Infectious Diseases

Biography

Biography: Doaa I. Hashad

Abstract

Aim: To assess the use of mitochondrial DNA (mtDNA) content as a noninvasive molecular biomarker in hepatitis C virus-related hepatocellular carcinoma (HCV-HCC). Materials and Methods: A total of 135 participants were enrolled in the study. Equal numbers of subjects were enrolled in each of three clinically defined groups: those with HCV-related cirrhosis (HCV-cirrhosis), those with HCV-HCC, and a control group of ageand sex-matched healthy volunteers with no evidence of liver disease. mtDNA concentrations were determined using a quantitative real-time polymerase chain reaction (PCR) technique. Results: mtDNA content was lowest among the HCV-HCC cases. No statistically significant difference was observed between the group of HCVcirrhosis and the control group as regards mtDNA level. HCC patients with multicentric hepatic lesions had significantly lower mtDNA content than HCC patients with less advanced disease. When a receiver operating characteristic curve analysis was used, a cutoff of 34 was assigned for mtDNA content to distinguish between HCV-HCC and HCV-cirrhosis patients who are not yet complicated by malignancy.
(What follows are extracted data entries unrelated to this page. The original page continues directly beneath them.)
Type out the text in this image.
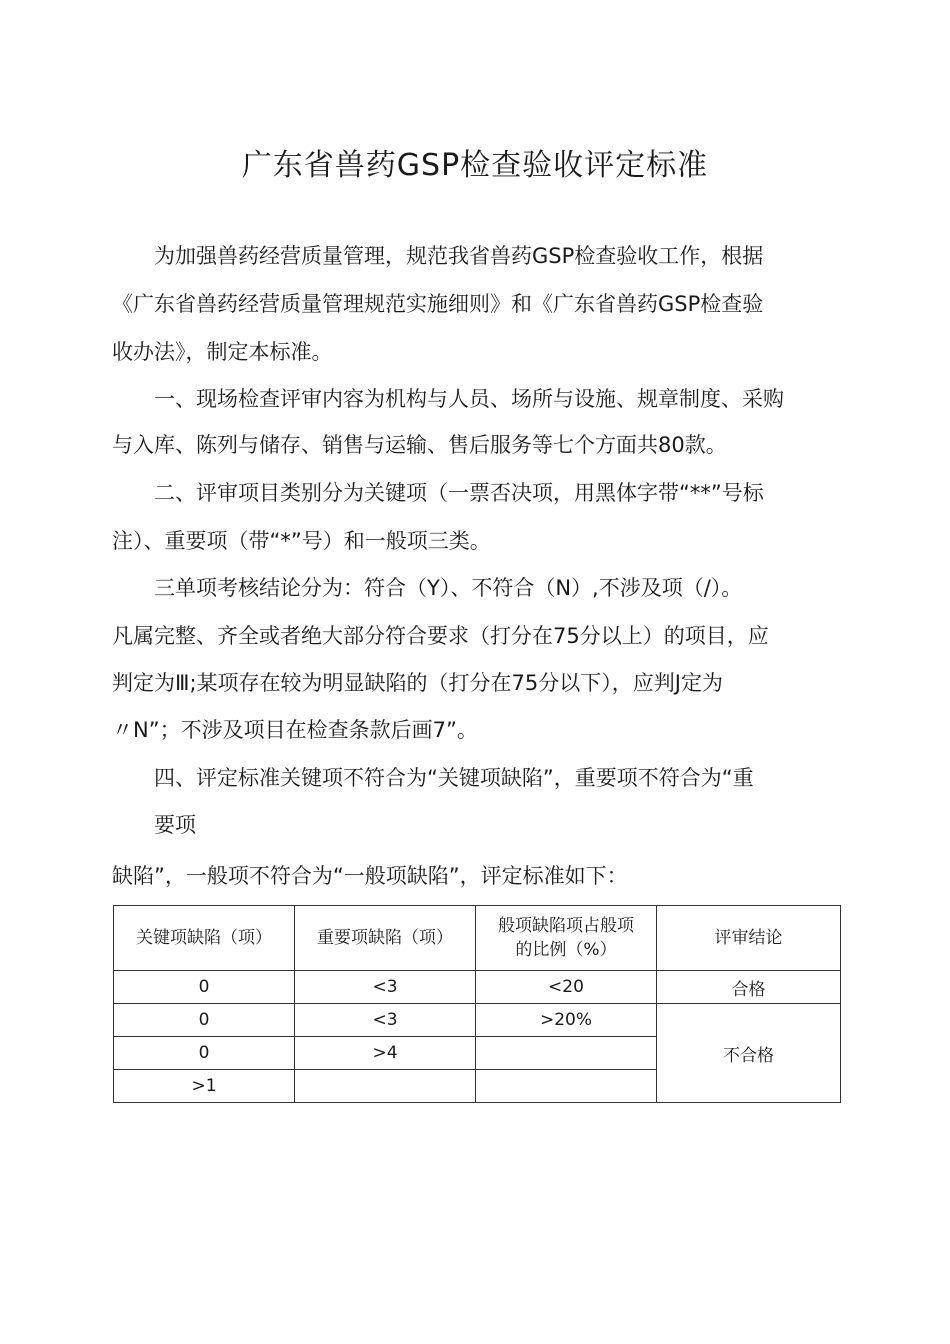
广东省兽药GSP检查验收评定标准
　　为加强兽药经营质量管理，规范我省兽药GSP检查验收工作，根据
《广东省兽药经营质量管理规范实施细则》和《广东省兽药GSP检查验
收办法》，制定本标准。
　　一、现场检查评审内容为机构与人员、场所与设施、规章制度、采购
与入库、陈列与储存、销售与运输、售后服务等七个方面共80款。
　　二、评审项目类别分为关键项（一票否决项，用黑体字带“**”号标
注）、重要项（带“*”号）和一般项三类。
　　三单项考核结论分为：符合（Y）、不符合（N）,不涉及项（/）。
凡属完整、齐全或者绝大部分符合要求（打分在75分以上）的项目，应
判定为Ⅲ;某项存在较为明显缺陷的（打分在75分以下），应判J定为
〃N”；不涉及项目在检查条款后画7”。
　　四、评定标准关键项不符合为“关键项缺陷”，重要项不符合为“重
　　要项
缺陷”，一般项不符合为“一般项缺陷”，评定标准如下：
关键项缺陷（项）	重要项缺陷（项）	般项缺陷项占般项的比例（%）	评审结论
0	<3	<20	合格
0	<3	>20%	不合格
0	>4		
>1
Lower mtDNA content was associated with HCC risk when using either or both healthy controls and HCV-cirrhosis groups for reference. Conclusions: mtDNA content analysis could serve as a noninvasive molecular biomarker that reflects tumor burden in HCV-HCC cases and could be used as a predictor of HCC risk in patients of HCV-cirrhosis. In addition, the nonsignificant difference of mtDNA level between HCV-cirrhosis patients and healthy controls could eliminate the gray zone created by the use of alpha-fetoprotein in some cirrhotic patients.